Anastasis was staffed by a crew of volunteers from around the world, including surgeons, nurses, anesthesia providers, mariners, and other ancillary service providers such as cooks and housekeeping staff. Mercy Ships maintain this volunteer-based staffing model to date, as well as employing local day-workers to serve as translators and patient aides in each nation they visit.

=== Field service ===
Anastasis visited 275 ports over her lifespan, conducting 66 field assignments in 23 nations. When she was not conducting field services in developing nations, Anastasis visited ports worldwide for purposes of fundraising, publicity, maintenance, and resupply. From 1982 to 1988 the ship conducted primarily supply and relief operations, as well as being held up for 18 months to conduct further renovations to meet SOLAS standards as a passenger ship. In 1988, Anastasis performed her first field service as a fully functioning hospital ship in Lazaro Cardenas, Mexico, where ophthalmic, maxillofacial, and plastic reconstructive surgeries were performed on board the ship by volunteer medical crew.
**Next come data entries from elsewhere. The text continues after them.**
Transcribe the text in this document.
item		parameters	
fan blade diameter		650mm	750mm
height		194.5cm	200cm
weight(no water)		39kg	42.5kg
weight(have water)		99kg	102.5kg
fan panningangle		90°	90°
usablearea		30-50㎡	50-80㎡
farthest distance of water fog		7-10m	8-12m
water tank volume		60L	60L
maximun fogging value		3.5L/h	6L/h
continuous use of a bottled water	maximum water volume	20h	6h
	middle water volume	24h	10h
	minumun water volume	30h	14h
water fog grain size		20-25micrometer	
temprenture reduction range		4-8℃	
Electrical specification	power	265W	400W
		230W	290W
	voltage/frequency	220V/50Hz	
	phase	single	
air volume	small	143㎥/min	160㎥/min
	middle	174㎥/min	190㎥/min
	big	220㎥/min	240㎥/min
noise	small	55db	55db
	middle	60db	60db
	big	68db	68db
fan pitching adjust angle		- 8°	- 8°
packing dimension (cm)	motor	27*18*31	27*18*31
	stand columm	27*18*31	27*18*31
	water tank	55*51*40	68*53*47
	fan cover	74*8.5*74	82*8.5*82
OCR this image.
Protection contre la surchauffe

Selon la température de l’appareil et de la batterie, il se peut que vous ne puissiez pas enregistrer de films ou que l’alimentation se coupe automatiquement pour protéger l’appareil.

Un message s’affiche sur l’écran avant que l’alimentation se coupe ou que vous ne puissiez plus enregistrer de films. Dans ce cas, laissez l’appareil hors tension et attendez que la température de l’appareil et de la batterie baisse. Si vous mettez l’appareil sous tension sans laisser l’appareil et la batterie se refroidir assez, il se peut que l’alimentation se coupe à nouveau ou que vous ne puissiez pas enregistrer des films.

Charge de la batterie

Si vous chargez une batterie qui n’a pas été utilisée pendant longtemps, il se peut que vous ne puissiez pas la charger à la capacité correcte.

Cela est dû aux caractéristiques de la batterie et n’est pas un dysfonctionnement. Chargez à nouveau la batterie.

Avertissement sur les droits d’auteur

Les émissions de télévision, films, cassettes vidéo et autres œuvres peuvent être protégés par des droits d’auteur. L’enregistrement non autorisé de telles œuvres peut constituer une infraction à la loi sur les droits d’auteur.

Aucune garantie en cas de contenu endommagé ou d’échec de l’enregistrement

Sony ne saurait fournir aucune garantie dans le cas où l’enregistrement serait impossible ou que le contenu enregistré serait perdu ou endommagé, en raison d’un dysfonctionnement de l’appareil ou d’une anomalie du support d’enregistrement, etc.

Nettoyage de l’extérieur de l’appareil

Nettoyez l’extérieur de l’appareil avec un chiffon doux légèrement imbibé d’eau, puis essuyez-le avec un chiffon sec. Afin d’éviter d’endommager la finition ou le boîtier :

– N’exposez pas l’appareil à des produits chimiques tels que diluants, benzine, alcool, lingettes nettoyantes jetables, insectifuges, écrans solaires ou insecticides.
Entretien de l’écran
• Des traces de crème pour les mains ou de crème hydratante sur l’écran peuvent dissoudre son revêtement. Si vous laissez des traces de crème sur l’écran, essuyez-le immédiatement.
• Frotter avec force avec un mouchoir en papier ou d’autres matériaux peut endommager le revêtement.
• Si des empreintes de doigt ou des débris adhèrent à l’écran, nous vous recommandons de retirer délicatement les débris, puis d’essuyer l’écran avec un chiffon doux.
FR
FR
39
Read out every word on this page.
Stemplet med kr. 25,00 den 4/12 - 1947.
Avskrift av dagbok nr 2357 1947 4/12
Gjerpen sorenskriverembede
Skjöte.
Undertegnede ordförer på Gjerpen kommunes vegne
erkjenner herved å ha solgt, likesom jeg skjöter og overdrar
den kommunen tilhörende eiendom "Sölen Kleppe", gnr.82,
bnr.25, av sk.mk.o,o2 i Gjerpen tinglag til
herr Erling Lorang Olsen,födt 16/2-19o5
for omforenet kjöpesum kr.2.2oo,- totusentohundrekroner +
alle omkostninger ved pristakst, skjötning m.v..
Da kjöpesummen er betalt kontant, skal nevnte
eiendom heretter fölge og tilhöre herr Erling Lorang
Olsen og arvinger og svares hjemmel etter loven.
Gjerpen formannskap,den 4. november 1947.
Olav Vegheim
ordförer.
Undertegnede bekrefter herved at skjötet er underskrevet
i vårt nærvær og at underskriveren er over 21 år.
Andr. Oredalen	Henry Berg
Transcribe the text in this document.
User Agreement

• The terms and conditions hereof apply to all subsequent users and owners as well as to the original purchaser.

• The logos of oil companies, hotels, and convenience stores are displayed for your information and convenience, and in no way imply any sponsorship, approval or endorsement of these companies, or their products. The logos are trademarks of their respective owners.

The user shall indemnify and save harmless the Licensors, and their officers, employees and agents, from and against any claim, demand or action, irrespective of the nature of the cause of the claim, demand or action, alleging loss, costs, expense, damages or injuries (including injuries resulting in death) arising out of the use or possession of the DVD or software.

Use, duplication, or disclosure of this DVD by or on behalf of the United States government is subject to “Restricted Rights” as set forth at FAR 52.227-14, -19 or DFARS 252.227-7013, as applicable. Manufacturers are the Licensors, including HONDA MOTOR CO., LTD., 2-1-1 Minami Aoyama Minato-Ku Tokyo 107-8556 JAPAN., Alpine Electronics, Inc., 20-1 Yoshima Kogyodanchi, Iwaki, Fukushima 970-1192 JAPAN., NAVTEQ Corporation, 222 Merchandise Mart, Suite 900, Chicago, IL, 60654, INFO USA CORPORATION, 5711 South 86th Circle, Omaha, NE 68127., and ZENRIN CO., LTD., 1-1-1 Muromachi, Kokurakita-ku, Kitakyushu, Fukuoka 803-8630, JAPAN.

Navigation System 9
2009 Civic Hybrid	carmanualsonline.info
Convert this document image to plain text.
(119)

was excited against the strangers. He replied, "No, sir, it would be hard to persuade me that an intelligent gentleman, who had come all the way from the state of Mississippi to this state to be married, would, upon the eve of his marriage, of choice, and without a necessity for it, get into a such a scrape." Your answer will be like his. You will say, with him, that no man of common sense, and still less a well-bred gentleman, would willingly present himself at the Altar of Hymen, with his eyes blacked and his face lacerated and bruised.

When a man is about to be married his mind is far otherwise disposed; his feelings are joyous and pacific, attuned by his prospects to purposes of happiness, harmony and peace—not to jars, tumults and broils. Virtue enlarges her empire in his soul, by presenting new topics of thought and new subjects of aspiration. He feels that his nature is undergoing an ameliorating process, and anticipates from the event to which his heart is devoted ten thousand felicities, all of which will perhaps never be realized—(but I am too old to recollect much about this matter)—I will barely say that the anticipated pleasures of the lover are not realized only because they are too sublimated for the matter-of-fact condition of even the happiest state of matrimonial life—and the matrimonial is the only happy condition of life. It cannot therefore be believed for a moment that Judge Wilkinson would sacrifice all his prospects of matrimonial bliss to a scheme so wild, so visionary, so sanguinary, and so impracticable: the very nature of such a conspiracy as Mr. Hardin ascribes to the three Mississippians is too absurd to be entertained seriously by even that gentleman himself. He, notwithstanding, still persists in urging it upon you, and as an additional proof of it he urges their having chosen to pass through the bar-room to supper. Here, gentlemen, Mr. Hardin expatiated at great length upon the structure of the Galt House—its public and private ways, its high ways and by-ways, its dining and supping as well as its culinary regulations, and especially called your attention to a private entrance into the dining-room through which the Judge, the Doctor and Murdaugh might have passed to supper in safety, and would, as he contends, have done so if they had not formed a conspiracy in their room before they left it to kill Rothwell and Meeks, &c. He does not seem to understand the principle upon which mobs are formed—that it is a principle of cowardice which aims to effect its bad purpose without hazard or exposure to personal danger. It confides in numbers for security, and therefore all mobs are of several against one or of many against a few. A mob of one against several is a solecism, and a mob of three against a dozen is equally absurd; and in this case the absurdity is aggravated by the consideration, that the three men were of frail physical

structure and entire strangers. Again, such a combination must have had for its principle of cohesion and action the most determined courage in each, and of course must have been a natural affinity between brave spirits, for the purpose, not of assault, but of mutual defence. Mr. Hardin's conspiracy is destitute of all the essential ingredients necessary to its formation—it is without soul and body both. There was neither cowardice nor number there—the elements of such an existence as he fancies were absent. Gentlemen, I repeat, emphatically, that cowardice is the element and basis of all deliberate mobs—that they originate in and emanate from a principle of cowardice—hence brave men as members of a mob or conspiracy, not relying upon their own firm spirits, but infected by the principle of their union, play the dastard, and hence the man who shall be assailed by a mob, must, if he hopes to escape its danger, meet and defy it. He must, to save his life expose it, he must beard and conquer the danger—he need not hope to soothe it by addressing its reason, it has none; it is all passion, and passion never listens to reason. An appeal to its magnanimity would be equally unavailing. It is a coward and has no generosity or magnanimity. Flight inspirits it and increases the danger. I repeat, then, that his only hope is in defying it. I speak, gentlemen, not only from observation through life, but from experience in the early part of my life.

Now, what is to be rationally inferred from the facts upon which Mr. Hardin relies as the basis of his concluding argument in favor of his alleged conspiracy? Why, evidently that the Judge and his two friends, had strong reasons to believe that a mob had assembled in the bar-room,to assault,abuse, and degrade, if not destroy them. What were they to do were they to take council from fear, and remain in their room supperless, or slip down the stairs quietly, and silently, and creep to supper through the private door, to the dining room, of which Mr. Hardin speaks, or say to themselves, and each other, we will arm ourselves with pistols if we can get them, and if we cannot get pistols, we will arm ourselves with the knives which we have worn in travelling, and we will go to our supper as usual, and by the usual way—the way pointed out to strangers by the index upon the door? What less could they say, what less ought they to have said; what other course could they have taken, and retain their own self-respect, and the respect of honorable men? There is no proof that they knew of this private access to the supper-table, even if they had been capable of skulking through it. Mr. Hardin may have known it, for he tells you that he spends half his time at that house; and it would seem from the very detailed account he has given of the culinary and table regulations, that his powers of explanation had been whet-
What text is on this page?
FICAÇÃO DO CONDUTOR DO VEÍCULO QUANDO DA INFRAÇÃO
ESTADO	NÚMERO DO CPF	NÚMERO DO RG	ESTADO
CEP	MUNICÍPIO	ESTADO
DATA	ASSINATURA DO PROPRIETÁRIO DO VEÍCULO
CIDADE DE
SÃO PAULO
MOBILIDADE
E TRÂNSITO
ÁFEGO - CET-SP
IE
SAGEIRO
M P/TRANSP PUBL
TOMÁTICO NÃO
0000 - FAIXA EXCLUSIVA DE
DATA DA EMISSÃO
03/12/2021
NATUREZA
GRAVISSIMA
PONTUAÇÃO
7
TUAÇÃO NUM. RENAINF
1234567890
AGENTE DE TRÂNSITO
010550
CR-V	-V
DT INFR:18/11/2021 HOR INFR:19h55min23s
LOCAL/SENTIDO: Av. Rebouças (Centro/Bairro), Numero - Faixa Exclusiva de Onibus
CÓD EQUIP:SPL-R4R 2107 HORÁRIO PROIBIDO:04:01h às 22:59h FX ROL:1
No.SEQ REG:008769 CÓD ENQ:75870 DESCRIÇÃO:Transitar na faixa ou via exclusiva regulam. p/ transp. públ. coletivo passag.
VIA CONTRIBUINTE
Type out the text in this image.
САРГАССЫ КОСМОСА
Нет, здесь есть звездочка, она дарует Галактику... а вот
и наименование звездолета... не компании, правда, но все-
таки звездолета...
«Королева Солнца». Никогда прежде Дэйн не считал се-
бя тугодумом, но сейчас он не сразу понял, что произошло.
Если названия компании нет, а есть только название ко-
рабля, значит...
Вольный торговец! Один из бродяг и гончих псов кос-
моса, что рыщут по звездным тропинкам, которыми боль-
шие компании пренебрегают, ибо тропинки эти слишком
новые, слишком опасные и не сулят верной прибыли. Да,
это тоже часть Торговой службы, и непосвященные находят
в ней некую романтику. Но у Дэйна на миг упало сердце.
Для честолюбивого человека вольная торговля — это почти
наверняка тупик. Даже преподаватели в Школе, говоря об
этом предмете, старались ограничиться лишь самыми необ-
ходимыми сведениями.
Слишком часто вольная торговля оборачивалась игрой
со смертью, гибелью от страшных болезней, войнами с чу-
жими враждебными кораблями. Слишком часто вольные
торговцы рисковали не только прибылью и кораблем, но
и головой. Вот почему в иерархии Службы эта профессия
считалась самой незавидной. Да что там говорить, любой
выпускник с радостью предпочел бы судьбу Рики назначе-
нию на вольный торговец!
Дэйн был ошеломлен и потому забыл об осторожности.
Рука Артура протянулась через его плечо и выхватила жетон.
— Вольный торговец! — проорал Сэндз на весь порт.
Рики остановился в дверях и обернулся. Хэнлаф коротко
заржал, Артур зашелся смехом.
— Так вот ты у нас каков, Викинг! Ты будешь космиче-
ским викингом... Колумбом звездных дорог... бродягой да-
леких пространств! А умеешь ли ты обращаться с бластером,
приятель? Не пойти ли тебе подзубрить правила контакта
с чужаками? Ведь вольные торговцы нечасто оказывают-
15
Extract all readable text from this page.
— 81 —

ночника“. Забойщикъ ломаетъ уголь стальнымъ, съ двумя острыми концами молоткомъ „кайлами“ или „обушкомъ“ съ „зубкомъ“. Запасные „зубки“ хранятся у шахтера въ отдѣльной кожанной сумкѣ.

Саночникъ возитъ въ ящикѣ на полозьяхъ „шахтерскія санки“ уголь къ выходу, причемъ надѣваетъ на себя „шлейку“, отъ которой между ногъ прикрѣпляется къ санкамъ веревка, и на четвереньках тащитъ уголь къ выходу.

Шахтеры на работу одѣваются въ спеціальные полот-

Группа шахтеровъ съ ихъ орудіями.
After conducting a tour of Europe to raise funds and awareness about Mercy Ships, Anastasis set sail in 1990 for her first visit to Africa, where Mercy Ships' focus would remain henceforth. Anastasis was originally headed to Ghana after several years of planning, but Mercy Ships' governmental invitation was frozen three weeks before departure. The ship instead went to Togo for her first African field service, visiting Guinea and Cote d'Ivoire next in 1991. In 1992 Anastasis visited Sierra Leone which, like Togo, Mercy Ships would return to repeatedly; both nations have hosted a Mercy Ship five times to date.

Anastasis made her final West African visit in 2007 to Liberia, where Mercy Ships' next vessel, MV Africa Mercy, met with the ship to take over.

At the end of its career, Anastasis needed "continuous major repairs" and was retired in 2007 and sailed to the ship breaking yard in Alang, India, for disassembly.